I be a garduate of the Youniversity of Youtah.  They teached me ever
thing I knows.  Besides, we do not know the range of Utahraptor.  It may
have been that "EK-Utah" was just on the periphery, or the fossils we
have represent "accidentals" rather than the true distribution of most of
the population.  It may be that Utahraptor would be more accurately
described on a geographic basis as "Albertaraptor". Bottomline here is
we don't know but the implication of the name is that we do.  
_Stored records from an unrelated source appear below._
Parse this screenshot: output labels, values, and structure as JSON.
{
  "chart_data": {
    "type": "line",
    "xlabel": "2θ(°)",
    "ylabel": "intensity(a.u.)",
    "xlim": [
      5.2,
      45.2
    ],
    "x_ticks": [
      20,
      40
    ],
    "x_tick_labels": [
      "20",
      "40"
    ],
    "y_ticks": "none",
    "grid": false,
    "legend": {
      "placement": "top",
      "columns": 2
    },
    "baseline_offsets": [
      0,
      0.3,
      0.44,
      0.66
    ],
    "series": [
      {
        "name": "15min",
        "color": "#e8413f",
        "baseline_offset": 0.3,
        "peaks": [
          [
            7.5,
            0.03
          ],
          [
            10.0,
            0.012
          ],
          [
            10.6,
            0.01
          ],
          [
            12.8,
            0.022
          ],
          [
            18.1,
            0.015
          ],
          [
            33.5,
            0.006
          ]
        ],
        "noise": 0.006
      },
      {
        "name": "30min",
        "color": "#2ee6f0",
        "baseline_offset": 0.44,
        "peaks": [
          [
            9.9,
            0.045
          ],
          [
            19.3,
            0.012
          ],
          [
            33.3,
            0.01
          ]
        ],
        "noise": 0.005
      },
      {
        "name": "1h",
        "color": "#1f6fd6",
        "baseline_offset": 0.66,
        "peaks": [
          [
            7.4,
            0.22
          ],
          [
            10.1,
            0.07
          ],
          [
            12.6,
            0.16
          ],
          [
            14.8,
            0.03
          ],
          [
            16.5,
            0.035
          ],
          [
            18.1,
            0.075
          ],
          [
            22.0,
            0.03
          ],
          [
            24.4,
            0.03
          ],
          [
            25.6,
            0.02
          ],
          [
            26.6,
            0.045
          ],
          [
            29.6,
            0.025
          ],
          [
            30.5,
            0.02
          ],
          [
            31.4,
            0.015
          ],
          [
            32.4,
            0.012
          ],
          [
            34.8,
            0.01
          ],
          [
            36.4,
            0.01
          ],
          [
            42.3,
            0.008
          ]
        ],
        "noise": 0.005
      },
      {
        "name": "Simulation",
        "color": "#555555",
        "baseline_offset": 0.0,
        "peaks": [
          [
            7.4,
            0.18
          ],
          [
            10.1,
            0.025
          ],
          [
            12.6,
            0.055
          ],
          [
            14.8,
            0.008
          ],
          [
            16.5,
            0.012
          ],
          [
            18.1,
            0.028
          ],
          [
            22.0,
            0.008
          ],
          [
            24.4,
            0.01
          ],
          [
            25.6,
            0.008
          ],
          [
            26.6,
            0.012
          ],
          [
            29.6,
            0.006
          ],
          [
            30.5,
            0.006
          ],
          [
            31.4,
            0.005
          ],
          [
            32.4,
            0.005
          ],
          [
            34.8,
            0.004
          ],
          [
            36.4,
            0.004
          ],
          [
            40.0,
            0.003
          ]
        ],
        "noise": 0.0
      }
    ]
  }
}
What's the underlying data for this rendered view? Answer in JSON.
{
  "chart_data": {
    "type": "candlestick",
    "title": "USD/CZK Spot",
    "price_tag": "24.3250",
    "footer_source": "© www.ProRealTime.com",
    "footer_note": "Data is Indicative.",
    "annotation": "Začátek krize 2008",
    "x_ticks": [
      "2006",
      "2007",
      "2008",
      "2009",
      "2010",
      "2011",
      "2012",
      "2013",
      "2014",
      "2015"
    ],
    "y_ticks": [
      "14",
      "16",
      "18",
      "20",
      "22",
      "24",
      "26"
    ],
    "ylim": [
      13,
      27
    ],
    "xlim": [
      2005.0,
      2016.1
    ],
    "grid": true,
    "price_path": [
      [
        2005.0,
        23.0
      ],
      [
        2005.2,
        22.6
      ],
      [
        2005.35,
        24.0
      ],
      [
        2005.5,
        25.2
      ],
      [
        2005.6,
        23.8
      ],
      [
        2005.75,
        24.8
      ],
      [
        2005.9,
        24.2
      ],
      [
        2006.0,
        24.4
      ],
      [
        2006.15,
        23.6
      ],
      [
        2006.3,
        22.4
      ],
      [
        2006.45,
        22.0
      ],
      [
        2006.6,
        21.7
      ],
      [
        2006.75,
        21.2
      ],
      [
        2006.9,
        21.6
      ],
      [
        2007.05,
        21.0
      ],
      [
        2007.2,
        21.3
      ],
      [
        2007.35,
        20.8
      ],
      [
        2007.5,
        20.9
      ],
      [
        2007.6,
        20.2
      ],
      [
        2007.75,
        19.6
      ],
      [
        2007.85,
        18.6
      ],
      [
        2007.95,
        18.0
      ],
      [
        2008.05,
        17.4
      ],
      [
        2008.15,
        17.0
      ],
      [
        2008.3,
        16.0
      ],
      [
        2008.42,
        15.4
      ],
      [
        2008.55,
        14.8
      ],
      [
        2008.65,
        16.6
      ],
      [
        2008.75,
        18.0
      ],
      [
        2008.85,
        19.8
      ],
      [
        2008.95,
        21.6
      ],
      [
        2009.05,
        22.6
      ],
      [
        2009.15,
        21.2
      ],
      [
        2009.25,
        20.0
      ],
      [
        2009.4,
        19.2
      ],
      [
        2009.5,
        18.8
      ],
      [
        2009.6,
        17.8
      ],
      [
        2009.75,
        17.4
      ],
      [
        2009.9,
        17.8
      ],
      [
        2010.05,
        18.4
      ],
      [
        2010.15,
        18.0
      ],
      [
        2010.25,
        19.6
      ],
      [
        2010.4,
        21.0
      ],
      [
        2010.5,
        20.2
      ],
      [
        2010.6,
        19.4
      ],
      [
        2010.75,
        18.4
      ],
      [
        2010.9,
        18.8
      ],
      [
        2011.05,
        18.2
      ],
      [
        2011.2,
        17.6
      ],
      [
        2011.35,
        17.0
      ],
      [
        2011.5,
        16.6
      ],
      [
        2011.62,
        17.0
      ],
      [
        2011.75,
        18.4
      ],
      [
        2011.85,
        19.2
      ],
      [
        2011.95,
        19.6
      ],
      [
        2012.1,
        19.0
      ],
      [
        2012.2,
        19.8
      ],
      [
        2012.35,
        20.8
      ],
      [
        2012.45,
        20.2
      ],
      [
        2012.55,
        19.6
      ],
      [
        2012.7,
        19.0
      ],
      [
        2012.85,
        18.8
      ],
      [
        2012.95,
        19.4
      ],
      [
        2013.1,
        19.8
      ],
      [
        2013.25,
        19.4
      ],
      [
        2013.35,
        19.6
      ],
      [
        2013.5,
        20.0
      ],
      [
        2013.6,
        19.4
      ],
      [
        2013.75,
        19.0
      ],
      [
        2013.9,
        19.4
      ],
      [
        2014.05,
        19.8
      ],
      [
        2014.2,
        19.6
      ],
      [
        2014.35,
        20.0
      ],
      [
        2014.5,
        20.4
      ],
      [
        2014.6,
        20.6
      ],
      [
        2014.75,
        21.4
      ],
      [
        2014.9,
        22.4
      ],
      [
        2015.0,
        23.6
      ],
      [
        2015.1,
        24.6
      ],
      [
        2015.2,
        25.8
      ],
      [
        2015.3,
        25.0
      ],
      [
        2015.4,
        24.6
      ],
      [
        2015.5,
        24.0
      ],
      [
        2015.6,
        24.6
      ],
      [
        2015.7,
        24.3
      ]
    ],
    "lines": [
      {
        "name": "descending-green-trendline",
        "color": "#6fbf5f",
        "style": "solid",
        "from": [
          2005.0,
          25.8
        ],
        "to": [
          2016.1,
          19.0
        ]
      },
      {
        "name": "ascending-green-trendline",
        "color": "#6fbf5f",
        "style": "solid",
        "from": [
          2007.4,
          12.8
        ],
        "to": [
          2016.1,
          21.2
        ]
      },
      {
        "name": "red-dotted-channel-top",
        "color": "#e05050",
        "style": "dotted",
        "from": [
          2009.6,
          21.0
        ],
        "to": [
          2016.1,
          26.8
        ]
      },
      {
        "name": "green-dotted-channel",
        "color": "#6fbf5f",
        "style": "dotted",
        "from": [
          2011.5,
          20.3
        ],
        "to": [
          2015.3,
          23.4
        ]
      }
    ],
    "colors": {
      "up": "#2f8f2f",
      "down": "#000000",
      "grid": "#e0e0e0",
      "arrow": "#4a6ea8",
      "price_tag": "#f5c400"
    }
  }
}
<I think it should be avoided in favour of something structural about
the creature and, preferably, diagnostic.>

  The diagnosis is in the diagnosis. The name could, and often does,
describe the animal. But again, it doesn't have to. Names, places, can
often reflect the animal in question.

Yes, they can.  But what information does the species name "beckii"
give? ZIP.  I know that it doesn't have to but a professional attitude
toward taxonomy and systematics would avoid both obsequiousness
toward major profs and frivolousness. Names sould give us a clue about
the organism.

  *Corythosaurus casuarius* means "cassowary-helmeted lizard", but
corytho- also applies to Corinth, where Greek soldiers wore helmets
that resemble the cassowary's crest. So, corytho- means "helmet" and
"Corinthian" and even "Corinthian-helmet", so the name of the dinosaur
can be a tongueful to translate, as well as a syntax nightmare. How do
you say all that at once?

We are not translating the name of the dinosaur from Greek, Latin,
Spanish or anything else.  We are using words to name a creature
according to its features.  Should we adopt Linnaeus's _original_ 
method of writing a lengthy Latin paragraph and not the binomial
nomenclature derived from it?  Our system is really derived from
Linnaeus's marginal notes rather than the "real" name which he
considered to be the long paragraph.  Then we would truly be in the
translating business.  I happen to like this one, "(Corinthian) helmeted
lizard, like a cassowary."  Seems to say enough, it contains descriptors,
it brings up an image of something.  Heerz lukinatcha don't mean squat. 
Neither does Ozraptor (except the raptor part).  What's next?